The contract was signed, the permits were in order and the homeowners eagerly anticipated seeing the ground break on their dream pool. It was a Saturday when co-owner Shan Johnson arrived at the jobsite for the first day of construction, but there was something noticeably absent: The excavator. So he called the contractor responsible for the dig. Turns out, there had been a miscommunication.
“He said, ‘No, no. I didn’t say this Saturday. I said next Saturday,’” Johnson recalls. “It was completely my mistake.
“Here I am the sales person, the owner, and the guy who botched the schedule on Day One,” he continues. “That was just a complete vote of no confidence.”
That’s when the homeowners began to examine the contract’s fine print for any legal way to back out. But Premier Pools and Spas wasn’t about to let a $100,000 contract walk away over a misunderstanding. Nor was it going to strong-arm homeowners into doing business with them, when they legally could have.
Instead, co-owner Mike Ribnikar did something drastic: He inserted a completion date into the contract.

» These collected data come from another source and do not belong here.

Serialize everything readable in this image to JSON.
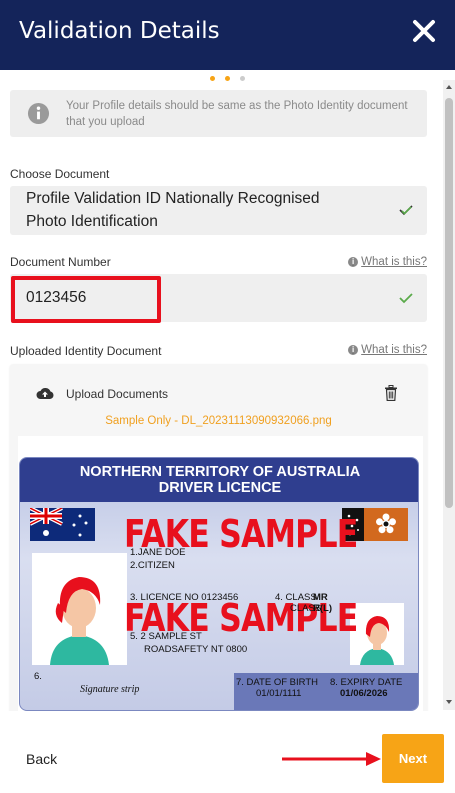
{
  "header": {
    "title": "Validation Details",
    "close_icon": "close-icon"
  },
  "progress": {
    "steps": 3,
    "active": [
      0,
      1
    ]
  },
  "info": {
    "text": "Your Profile details should be same as the Photo Identity document that you upload",
    "icon": "info-icon"
  },
  "choose_document": {
    "label": "Choose Document",
    "value_line1": "Profile Validation ID Nationally Recognised",
    "value_line2": "Photo Identification"
  },
  "document_number": {
    "label": "Document Number",
    "help": "What is this?",
    "value": "0123456"
  },
  "uploaded": {
    "label": "Uploaded Identity Document",
    "help": "What is this?",
    "upload_label": "Upload Documents",
    "filename": "Sample Only - DL_20231113090932066.png"
  },
  "licence": {
    "heading_line1": "NORTHERN TERRITORY OF AUSTRALIA",
    "heading_line2": "DRIVER LICENCE",
    "watermark": "FAKE SAMPLE",
    "name": "1.JANE DOE",
    "citizen": "2.CITIZEN",
    "licence_no": "3.  LICENCE NO 0123456",
    "class_label": "4.  CLASS",
    "class_value": "MR",
    "class_label2": "CLASS",
    "class_value2": "R(L)",
    "address1": "5. 2 SAMPLE ST",
    "address2": "ROADSAFETY NT 0800",
    "field6": "6.",
    "signature": "Signature strip",
    "dob_label": "7. DATE OF BIRTH",
    "dob": "01/01/1111",
    "expiry_label": "8. EXPIRY DATE",
    "expiry": "01/06/2026"
  },
  "footer": {
    "back_label": "Back",
    "next_label": "Next"
  },
  "colors": {
    "header": "#14245a",
    "accent": "#f7a416",
    "highlight": "#e8101d",
    "check": "#5aaa4a"
  }
}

“Our expectation [to complete a project] is eight weeks, and here he wants to put six weeks in writing,” says Johnson, who admits he wasn’t wild about his partner’s idea. There’s a reason pool builders rarely commit to a firm deadline, especially on paper. In construction, any number of things can — and usually do — go wrong.
It was a gamble. But luck and weather were on their side. Premier managed to complete the pool ahead of schedule. Says Johnson: “They literally jumped into the water on Day 31.”
Premier was well within its legal right to tell the clients, “Tough cookies. You signed the contract,” but Johnson says that’s not how the company does business. It chooses to win over frustrated customers instead.
Today, those homeowners are some of Premier’s biggest fans. They frequently allow Johnson into their backyard to show their pool to prospective customers who live too far from Premier’s Dallas showroom.
“If they’re home, they’ll come out back, greet our prospects,” Johnson says, “and they’ll literally sell the project for us.”